Радеева всегда слушали внимательно, Варавка особенно впивался острым взглядом в медовое лицо мельника, в крепенькие, пиявистые губы его.
– Отлично мельник оники катает, – сказал он, масляно улыбаясь. – Зверски детская душа!
Клим Самгин отметил у Варавки и Радеева нечто общее: у Варавки были руки коротки, у мельника смешно коротенькие ножки.
А Иноков сказал о Радееве:
– Интересно посмотреть на него в бане; голый, он, вероятно, на самовар похож.
Иноков только что явился откуда-то из Оренбурга, из Тургайской области, был в Красноводске, был в Персии. Чудаковато одетый в парусину, серый, весь как бы пропыленный до костей, в сандалиях на босу ногу, в широкополой, соломенной шляпе, длинноволосый, он стал похож на оживший портрет Робинзона Крузо с обложки дешевого издания этого евангелия непобедимых. Шагая по столовой журавлиным шагом, он сдирал ногтем беленькие чешуйки кожи с обожженного носа и решительно говорил:
– Вот эти башкиры, калмыки – зря обременяют землю.

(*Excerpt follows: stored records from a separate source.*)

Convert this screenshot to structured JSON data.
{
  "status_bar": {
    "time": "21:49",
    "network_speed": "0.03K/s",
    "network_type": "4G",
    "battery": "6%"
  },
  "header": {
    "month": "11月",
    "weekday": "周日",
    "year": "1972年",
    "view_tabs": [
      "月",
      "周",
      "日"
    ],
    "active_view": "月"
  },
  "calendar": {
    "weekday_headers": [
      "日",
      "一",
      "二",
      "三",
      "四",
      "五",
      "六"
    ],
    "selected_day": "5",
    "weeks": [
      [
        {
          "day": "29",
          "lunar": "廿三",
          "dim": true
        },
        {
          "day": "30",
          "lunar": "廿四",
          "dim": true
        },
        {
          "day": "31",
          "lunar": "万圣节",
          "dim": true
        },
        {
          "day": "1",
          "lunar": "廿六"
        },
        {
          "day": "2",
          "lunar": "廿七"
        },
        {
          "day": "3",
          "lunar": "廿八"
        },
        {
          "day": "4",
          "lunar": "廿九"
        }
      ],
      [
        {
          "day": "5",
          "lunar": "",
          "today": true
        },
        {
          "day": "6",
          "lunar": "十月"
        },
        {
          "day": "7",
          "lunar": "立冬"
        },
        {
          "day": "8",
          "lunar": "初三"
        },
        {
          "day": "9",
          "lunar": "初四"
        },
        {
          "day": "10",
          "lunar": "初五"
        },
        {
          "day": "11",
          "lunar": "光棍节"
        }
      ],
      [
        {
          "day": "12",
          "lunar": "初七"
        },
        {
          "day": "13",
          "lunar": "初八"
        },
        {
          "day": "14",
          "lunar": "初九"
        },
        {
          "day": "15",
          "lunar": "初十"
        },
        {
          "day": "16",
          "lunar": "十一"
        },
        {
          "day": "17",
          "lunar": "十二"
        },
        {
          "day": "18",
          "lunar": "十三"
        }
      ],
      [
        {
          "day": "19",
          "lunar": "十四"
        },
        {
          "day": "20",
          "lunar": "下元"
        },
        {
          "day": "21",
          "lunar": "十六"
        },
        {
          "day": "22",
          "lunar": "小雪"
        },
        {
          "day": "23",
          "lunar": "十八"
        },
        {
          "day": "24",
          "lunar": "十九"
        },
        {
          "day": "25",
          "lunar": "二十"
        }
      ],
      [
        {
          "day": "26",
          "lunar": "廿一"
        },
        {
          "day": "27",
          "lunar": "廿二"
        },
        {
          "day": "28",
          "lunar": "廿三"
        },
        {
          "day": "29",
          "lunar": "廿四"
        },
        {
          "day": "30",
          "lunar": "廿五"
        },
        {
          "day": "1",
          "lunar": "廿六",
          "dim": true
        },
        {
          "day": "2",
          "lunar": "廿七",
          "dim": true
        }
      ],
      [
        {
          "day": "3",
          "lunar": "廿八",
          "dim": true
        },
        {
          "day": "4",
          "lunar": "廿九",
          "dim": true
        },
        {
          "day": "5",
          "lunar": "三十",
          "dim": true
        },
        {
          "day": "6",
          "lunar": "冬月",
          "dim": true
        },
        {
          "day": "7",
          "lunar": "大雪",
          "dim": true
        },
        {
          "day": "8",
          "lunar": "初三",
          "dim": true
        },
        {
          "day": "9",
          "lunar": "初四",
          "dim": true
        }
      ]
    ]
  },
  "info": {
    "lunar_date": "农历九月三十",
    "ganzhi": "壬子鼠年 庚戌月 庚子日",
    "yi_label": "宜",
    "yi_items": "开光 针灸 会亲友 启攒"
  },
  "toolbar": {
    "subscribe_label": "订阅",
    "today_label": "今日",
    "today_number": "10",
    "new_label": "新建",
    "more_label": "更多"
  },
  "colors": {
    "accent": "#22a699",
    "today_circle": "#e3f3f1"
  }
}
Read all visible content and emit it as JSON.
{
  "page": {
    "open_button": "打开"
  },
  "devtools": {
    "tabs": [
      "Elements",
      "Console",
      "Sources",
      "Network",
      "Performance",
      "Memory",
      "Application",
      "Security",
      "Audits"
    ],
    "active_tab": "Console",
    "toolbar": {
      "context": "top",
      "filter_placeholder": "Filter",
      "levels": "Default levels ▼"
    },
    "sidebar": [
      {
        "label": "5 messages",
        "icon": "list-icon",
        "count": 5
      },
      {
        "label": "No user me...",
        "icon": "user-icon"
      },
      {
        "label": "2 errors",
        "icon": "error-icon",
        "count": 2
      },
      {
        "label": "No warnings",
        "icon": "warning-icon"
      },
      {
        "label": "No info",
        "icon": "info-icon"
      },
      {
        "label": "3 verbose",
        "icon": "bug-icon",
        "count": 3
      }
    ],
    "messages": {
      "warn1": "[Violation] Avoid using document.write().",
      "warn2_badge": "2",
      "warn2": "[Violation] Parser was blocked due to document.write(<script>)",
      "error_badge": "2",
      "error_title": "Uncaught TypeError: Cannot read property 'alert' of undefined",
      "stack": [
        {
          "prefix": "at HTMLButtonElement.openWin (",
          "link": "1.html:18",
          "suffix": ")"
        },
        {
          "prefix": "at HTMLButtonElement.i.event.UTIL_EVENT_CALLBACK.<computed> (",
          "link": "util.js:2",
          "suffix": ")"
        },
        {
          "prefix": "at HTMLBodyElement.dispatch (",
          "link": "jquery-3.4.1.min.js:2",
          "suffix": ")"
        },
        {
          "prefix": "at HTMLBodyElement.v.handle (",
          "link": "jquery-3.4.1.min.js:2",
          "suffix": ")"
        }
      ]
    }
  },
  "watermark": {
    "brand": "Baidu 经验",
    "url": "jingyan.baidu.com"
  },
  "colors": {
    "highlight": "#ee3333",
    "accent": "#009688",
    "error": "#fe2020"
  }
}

Работать – не умеют, учиться – не способны. Отжившие люди. Персы – тоже.
Радеев смотрел на него благосклонно и шевелил гладко причесанными бровями, а Варавка подзадоривал:
– Что ж, по-вашему, куда их? Перебить? Голодом выморить?
– Осенние листья, – твердил Иноков, фыркая носом, как бы выдувая горячую пыль степи.
«Осенние листья», – мысленно повторял Клим, наблюдая непонятных ему людей и находя, что они сдвинуты чем-то со своих естественных позиций. Каждый из них, для того чтоб быть более ясным, требовал каких-то добавлений, исправлений. И таких людей мелькало пред ним все больше. Становилось совершенно нестерпимо топтаться в хороводе излишне и утомительно умных.
Сверху спускалась Лидия. Она садилась в угол, за роялью, и чужими глазами смотрела оттуда, кутая, по привычке, грудь свою газовым шарфом. Шарф был синий, от него на нижнюю часть лица ее ложились неприятные тени. Клим был доволен, что она молчит, чувствуя, что, если б она заговорила, он стал бы возражать ей. Днем и при людях он не любил ее.
Мать вела себя с гостями важно, улыбалась им снисходительно, в ее поведении было нечто не свойственное ей, натянутое и печальное.